Cytoskelet, een systeem van filamenten of vezels dat aanwezig is in het cytoplasma van eukaryote cellen (cellen met een kern). Het cytoskelet organiseert andere bestanddelen van de cel, houdt de celvorm in stand, en is verantwoordelijk voor de voortbeweging van de cel zelf en de beweging van de verschillende organellen in de cel. De filamenten waaruit het cytoskelet is opgebouwd zijn zo klein dat hun bestaan pas werd ontdekt dankzij het grotere oplossend vermogen van de elektronenmicroscoop.
>
Drie belangrijke soorten filamenten vormen het cytoskelet: actinefilamenten, microtubuli, en intermediaire filamenten. Actinefilamenten komen in een cel voor in de vorm van mazen of bundels van parallelle vezels; zij bepalen mede de vorm van de cel en helpen hem ook zich aan het substraat te hechten. De voortdurend veranderende arrays van actinefilamenten helpen de cel bewegen en bemiddelen specifieke activiteiten in de cel, zoals celsplitsing tijdens mitose. Microtubuli zijn langere filamenten die zich voortdurend in elkaar zetten en uit elkaar halen; zij spelen een cruciale rol bij het verplaatsen van de dochterchromosomen naar de nieuw gevormde dochtercellen tijdens de mitose, en bundels microtubuli vormen de trilharen en flagellen die worden aangetroffen in protozoën en in de cellen van sommige meercellige dieren. Intermediaire filamenten zijn, in tegenstelling tot actinefilamenten en microtubuli, zeer stabiele structuren die het ware skelet van de cel vormen. Zij verankeren de kern en positioneren deze binnen de cel, en zij geven de cel zijn elastische eigenschappen en zijn vermogen om spanning te weerstaan.

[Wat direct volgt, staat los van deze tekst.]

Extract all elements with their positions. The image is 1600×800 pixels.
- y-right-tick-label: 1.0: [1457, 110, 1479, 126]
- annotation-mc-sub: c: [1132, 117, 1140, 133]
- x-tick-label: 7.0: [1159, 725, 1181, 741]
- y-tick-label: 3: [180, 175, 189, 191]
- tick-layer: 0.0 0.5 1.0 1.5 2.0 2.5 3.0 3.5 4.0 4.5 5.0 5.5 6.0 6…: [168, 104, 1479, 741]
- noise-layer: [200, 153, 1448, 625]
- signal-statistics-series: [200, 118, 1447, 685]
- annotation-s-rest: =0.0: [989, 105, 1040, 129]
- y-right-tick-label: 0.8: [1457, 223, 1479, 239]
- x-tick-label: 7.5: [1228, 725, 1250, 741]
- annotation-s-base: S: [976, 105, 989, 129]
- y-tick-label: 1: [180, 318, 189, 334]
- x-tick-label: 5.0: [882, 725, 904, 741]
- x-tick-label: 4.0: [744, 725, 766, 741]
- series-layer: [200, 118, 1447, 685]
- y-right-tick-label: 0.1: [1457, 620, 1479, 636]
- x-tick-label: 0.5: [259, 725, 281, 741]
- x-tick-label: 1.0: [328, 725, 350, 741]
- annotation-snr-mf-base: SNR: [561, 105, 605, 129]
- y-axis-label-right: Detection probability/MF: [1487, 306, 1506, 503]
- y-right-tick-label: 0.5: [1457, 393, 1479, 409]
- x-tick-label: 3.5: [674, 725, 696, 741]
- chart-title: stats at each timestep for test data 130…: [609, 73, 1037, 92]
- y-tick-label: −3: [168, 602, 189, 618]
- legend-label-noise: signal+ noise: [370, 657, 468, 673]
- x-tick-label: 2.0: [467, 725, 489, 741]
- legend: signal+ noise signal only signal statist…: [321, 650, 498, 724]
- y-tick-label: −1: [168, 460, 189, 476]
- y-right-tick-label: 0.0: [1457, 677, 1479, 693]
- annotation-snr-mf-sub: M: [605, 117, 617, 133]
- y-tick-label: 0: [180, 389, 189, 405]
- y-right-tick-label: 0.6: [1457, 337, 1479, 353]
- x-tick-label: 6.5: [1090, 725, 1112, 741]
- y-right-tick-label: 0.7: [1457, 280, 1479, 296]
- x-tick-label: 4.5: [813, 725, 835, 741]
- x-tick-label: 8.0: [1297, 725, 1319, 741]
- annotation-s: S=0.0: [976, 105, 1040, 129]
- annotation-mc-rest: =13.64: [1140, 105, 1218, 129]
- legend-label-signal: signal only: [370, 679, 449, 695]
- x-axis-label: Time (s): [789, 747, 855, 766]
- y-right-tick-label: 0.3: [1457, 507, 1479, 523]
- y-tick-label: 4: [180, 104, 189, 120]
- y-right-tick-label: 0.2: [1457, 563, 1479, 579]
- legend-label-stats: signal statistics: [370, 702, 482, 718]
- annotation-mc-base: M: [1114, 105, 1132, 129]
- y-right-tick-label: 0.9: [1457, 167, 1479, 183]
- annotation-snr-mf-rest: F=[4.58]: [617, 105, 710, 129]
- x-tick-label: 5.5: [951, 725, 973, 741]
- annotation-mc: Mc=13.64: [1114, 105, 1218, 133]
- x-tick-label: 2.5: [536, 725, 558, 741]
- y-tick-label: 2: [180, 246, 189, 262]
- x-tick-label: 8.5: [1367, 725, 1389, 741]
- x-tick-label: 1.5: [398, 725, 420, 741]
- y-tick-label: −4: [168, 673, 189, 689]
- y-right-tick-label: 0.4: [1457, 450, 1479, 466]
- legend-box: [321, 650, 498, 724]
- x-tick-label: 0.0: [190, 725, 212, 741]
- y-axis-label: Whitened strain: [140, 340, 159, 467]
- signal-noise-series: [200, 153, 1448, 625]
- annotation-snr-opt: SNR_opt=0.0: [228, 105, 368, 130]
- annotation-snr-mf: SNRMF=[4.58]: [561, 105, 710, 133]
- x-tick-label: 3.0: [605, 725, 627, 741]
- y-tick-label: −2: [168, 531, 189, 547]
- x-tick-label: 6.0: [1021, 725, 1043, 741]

In sommige gevallen kunnen andere eiwitten ook worden beschouwd als deel van het cytoskelet. Voorbeelden hiervan zijn septinen, die zich kunnen samenvoegen tot filamenten en aanhechtingsplaatsen vormen voor bepaalde soorten eiwitten, en spectrin, dat zich langs het intracellulaire oppervlak van het celmembraan verzamelt en helpt de celstructuur te handhaven.